Friday, July 15, 2005

What We Mean by Individualism

What We Mean by Individualism by Adam Martin- Mises Institute
The other sense in which Austro-libertarians are individualists is in the moral sense. It is man that has a nature, not mankind; thus, for any natural law ethic man must be the measuring stick. Institutions can be in accord or discord with this nature; the libertarian ethical claim is that any institution characterized by coercive action is unnatural with regards to man. In like manner, Austro-libertarians judge all institutions by way of individual man.

Put another way, only man is a moral agent. Only the individual can choose, and to that extent any coherent notion of moral evil must be traced back to the choice of an individual man. Since man is the morally relevant unit, all legitimate moral claims, including those about the value of subsidiary institutions, must be phrased so as to be individually meaningful. If not by looking to the individual, how does one determine in the first place that home and hearth is superior to hammer and sickle?

Moral individualism is not the same thing as egoism; even if one believes in absolute altruism towards one's fellows, those fellows must be recognized in their value as individuals rather than as an amorphous social blob. The precondition for treating another person as a person is to recognize his individual worth. The deadly flaw of collectivism is to replace concern for man with concern for mankind, which is nothing but a pattern resulting from the actions of individual man. This shift of focus can only come at the expense of the welfare of individual men.
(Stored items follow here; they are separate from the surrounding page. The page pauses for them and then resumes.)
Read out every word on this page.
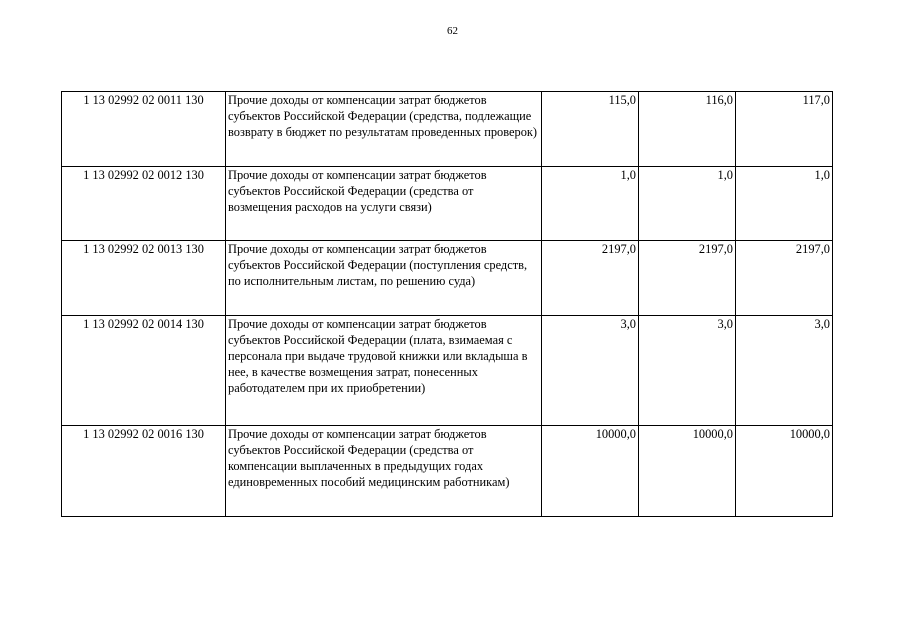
62
1 13 02992 02 0011 130	Прочие доходы от компенсации затрат бюджетов субъектов Российской Федерации (средства, подлежащие возврату в бюджет по результатам проведенных проверок)	115,0	116,0	117,0
1 13 02992 02 0012 130	Прочие доходы от компенсации затрат бюджетов субъектов Российской Федерации (средства от возмещения расходов на услуги связи)	1,0	1,0	1,0
1 13 02992 02 0013 130	Прочие доходы от компенсации затрат бюджетов субъектов Российской Федерации (поступления средств, по исполнительным листам, по решению суда)	2197,0	2197,0	2197,0
1 13 02992 02 0014 130	Прочие доходы от компенсации затрат бюджетов субъектов Российской Федерации (плата, взимаемая с персонала при выдаче трудовой книжки или вкладыша в нее, в качестве возмещения затрат, понесенных работодателем при их приобретении)	3,0	3,0	3,0
1 13 02992 02 0016 130	Прочие доходы от компенсации затрат бюджетов субъектов Российской Федерации (средства от компенсации выплаченных в предыдущих годах единовременных пособий медицинским работникам)	10000,0	10000,0	10000,0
It is always in this light that the value of subsidiary institutions should be understood. Voluntary associations are important not for their own sake, but because they fulfill man's nature. True partnership and community can only come about between distinct individuals. When we fight for our families, we must not fight for family in the abstract but for the flesh and blood people that we know and love. The efforts of those in the conservative movement to pit the community against the individual as opposing values is thus theoretically baseless; in an attempt to emphasize man's social nature they forget that such a nature must inhere in a man.


This is precisely why we must judge every government and law by basic moral principles. In the end, individuals create government action, so through government action individuals affect only the lives of other individuals.